The Unified Process Construction Phase focuses on effective practices for analyzing, designing, and implementing your software-based solution.
This book collects articles written by industry luminaries that describe effective software construction practices in these areas. This book contains a carefully selected array of articles address the vital elements of this phase. Subjects include project management tips and techniques, eXtreme Programming (XP), strategic reuse management, patterns, components, class normalization, mapping objects to relational databases, persistence modeling using the UML, writing maintainable code, coding tips and techniques, writing secure code, regression testing, testing frameworks (JUnit), change management, traceability within UML models, and configuration management.
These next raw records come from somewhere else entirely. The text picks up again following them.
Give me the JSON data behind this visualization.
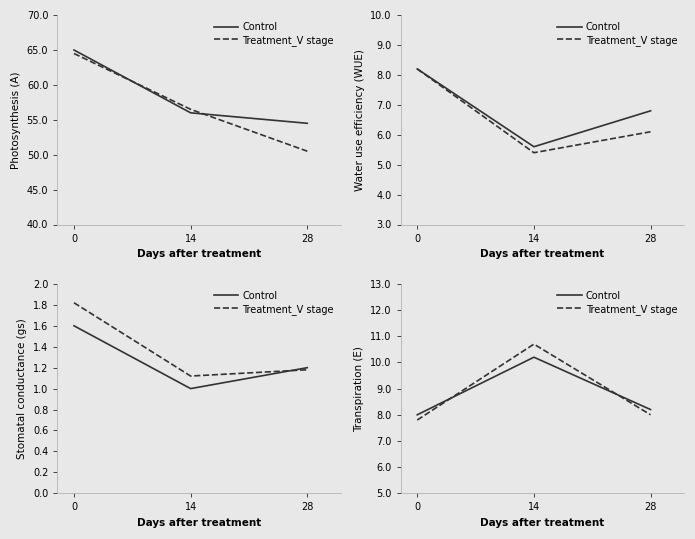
{
  "x": [
    0,
    14,
    28
  ],
  "plots": [
    {
      "ylabel": "Photosynthesis (A)",
      "xlabel": "Days after treatment",
      "ylim": [
        40.0,
        70.0
      ],
      "yticks": [
        40.0,
        45.0,
        50.0,
        55.0,
        60.0,
        65.0,
        70.0
      ],
      "control": [
        65.0,
        56.0,
        54.5
      ],
      "treatment": [
        64.5,
        56.5,
        50.5
      ]
    },
    {
      "ylabel": "Water use efficiency (WUE)",
      "xlabel": "Days after treatment",
      "ylim": [
        3.0,
        10.0
      ],
      "yticks": [
        3.0,
        4.0,
        5.0,
        6.0,
        7.0,
        8.0,
        9.0,
        10.0
      ],
      "control": [
        8.2,
        5.6,
        6.8
      ],
      "treatment": [
        8.2,
        5.4,
        6.1
      ]
    },
    {
      "ylabel": "Stomatal conductance (gs)",
      "xlabel": "Days after treatment",
      "ylim": [
        0.0,
        2.0
      ],
      "yticks": [
        0.0,
        0.2,
        0.4,
        0.6,
        0.8,
        1.0,
        1.2,
        1.4,
        1.6,
        1.8,
        2.0
      ],
      "control": [
        1.6,
        1.0,
        1.2
      ],
      "treatment": [
        1.82,
        1.12,
        1.18
      ]
    },
    {
      "ylabel": "Transpiration (E)",
      "xlabel": "Days after treatment",
      "ylim": [
        5.0,
        13.0
      ],
      "yticks": [
        5.0,
        6.0,
        7.0,
        8.0,
        9.0,
        10.0,
        11.0,
        12.0,
        13.0
      ],
      "control": [
        8.0,
        10.2,
        8.2
      ],
      "treatment": [
        7.8,
        10.7,
        8.0
      ]
    }
  ],
  "legend_labels": [
    "Control",
    "Treatment_V stage"
  ],
  "control_style": {
    "color": "#333333",
    "linestyle": "-",
    "linewidth": 1.2
  },
  "treatment_style": {
    "color": "#333333",
    "linestyle": "--",
    "linewidth": 1.2
  },
  "xticks": [
    0,
    14,
    28
  ],
  "xlabel_fontsize": 7.5,
  "ylabel_fontsize": 7.5,
  "tick_fontsize": 7,
  "legend_fontsize": 7,
  "fig_facecolor": "#e8e8e8"
}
The Construction phase is the third of six phases — Inception, Elaboration, Construction, Transition, Production , and Retirement — that a system experiences throughout its complete lifecycle. This phase has several goals:
- To describe the remaining requirements
- To flesh out the design of your system
- To ensure that your system meets the needs of its users and fits into your organization’s overall system portfolio
- To complete component development an d testing, including both the software product and its documentation
- To minimize development costs by optimizing resources
- To achieve adequate quality as rapidly as possible
- To develop useful versions of your system
This book is third in a four-volume series that presents a critical review of the Unified Process — designed to present a more robust software process that addresses your development and production needs. The series provides you a balanced perspective of the alternative design methodologies available, proposes a synthesized software process that addresses the scope of your real world, and presents materials from the Software Development magazine that will flesh out each of the UP phases. One goal of this book and of the entire series, is to provide proven alternative approaches to the techniques encompassed by the Rational Unified Process (RUP). Another goal is to fill in some of the gaps in the RUP. Because the RUP is a development process, not a software process, it inevitably misses or shortchanges some of the concepts that are most important for software professionals.